Dampak politis yang sangat berat. Wajar jika sekian lamanya seolah jalan di tempat semata. Menyaangkut kekuatan uang yang bisa melakukan apa saja. Jaringan yang bisa dibeli, termasuk hukum. Jaminan konstitusional memang sudah ada. Itu tentu menjadi kekuatan untuk mendapatkan apa yang telah diambil dari negara dan seyogyanya dikembalikan kepada yang berhak, yaitu negara.
Apakah mudah? Tentu tidak. Perlawanan baik legal atau ilegal tentu dilakukan. Persoalan politis sejak prapilpres hingga akhir-akhir ini, susah dilepaskan dari masalah ini. Jauh dari soal Jokowi-Prabowo. Atau nasionalis-radikalis. Ini semua adalah perlawanan koruptor plus orang-orang yang tidak rela negara ini baik-baik saja.
Kebetulan ada orang-orang radikalis yang bisa mendapatkan panggung untuk membuat keadaan tidak nyaman. Siapa menunggangi atau siapa yang menjadi pengendali, ini semua ketersalingan. Yang pasti, jika sukses mereka akan saling patahkan dan serang sendiri.
Saatnya kolaborasi KPK, Kejaksaan, Kepolisian, Kemenkeu, dan juga Kemenlu, serta Kemenkumham untuk menjalankan amanat UU ini demi mengembalikan kekayaan bangsa. Jangan takut dan kalah dengan tekanan para penyeleweng amanat negara di era lampau.
Tekanan publik, politik, dan model lainnya makin menguat. Isu segala isu muaranya Jokowi lengser. Haduh, capeknya negeri ini, bagaimana bisa orang yang maling, pelanggar hukum. Tamak lagi, namun mampu menggerakan massa untuk melakukan ini dan itu.

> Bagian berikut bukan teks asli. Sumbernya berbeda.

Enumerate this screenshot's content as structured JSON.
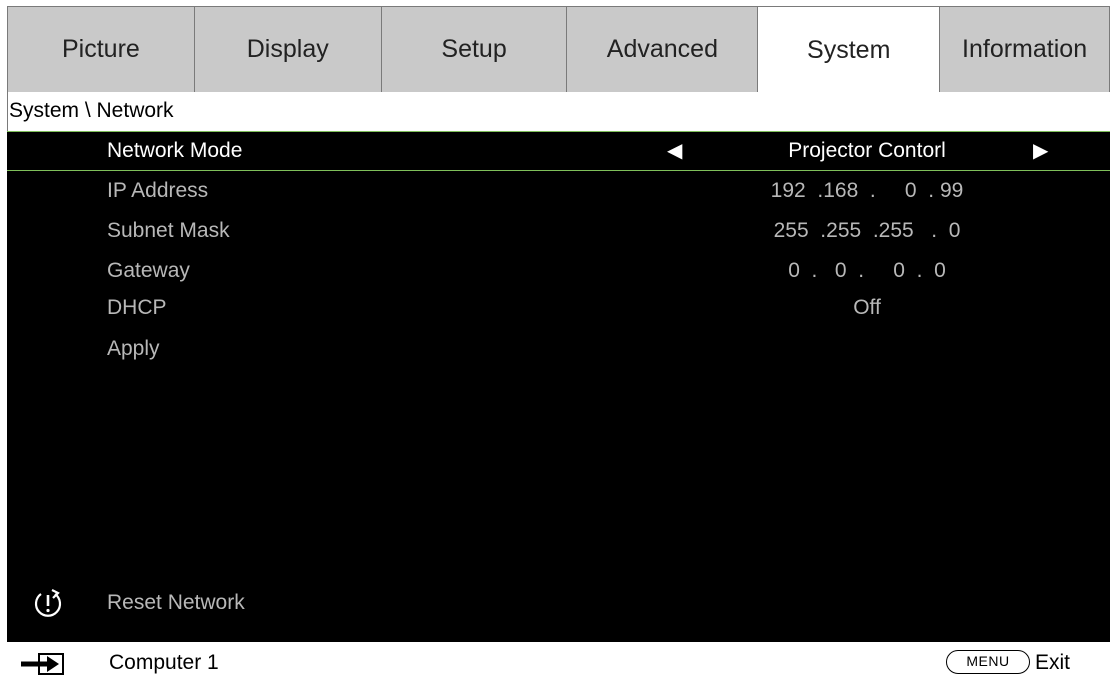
{
  "tabs": [
    "Picture",
    "Display",
    "Setup",
    "Advanced",
    "System",
    "Information"
  ],
  "breadcrumb": "System \\ Network",
  "rows": [
    {
      "label": "Network Mode",
      "value": "Projector Contorl"
    },
    {
      "label": "IP Address",
      "value": "192  .168  .     0  . 99"
    },
    {
      "label": "Subnet Mask",
      "value": "255  .255  .255   .  0"
    },
    {
      "label": "Gateway",
      "value": "0  .   0  .     0  .  0"
    },
    {
      "label": "DHCP",
      "value": "Off"
    },
    {
      "label": "Apply",
      "value": ""
    }
  ],
  "reset": {
    "label": "Reset Network",
    "icon": "reset-power-icon"
  },
  "footer": {
    "source_icon": "input-source-icon",
    "source": "Computer 1",
    "menu_key": "MENU",
    "exit": "Exit"
  },
  "colors": {
    "highlight_border": "#7fbf5a",
    "active_tab": "#ffffff",
    "inactive_tab": "#c9c9c9"
  }
}
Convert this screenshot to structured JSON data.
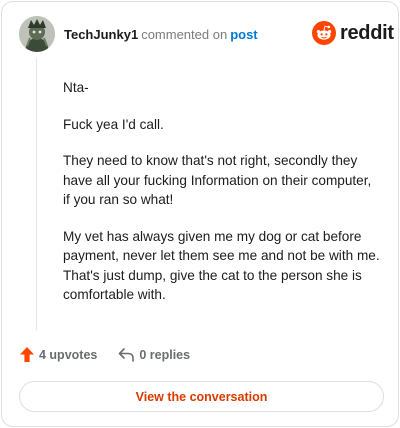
{
  "header": {
    "username": "TechJunky1",
    "commented_text": "commented on",
    "post_link": "post",
    "brand": "reddit"
  },
  "comment": {
    "paragraphs": [
      "Nta-",
      "Fuck yea I'd call.",
      "They need to know that's not right, secondly they have all your fucking Information on their computer, if you ran so what!",
      "My vet has always given me my dog or cat before payment, never let them see me and not be with me. That's just dump, give the cat to the person she is comfortable with."
    ]
  },
  "actions": {
    "upvotes": "4 upvotes",
    "replies": "0 replies"
  },
  "view_button": "View the conversation",
  "colors": {
    "accent": "#ff4500",
    "link": "#0079d3",
    "button_text": "#d93a00"
  },
  "icons": [
    "avatar-image",
    "reddit-logo-icon",
    "upvote-arrow-icon",
    "reply-icon"
  ]
}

Kolaborasi antarlembaga mendesak dilakukan. Jangan sampai upaya panjang dan melelahkan ini mentah oleh perilaku enggan bekerja keras oleh segelintir oknum demi mendapatkan fee dari sana. Hal yang akan selalu terulang. Dulu ketakutan bayangan, dasar hukum, dan sejenisnya.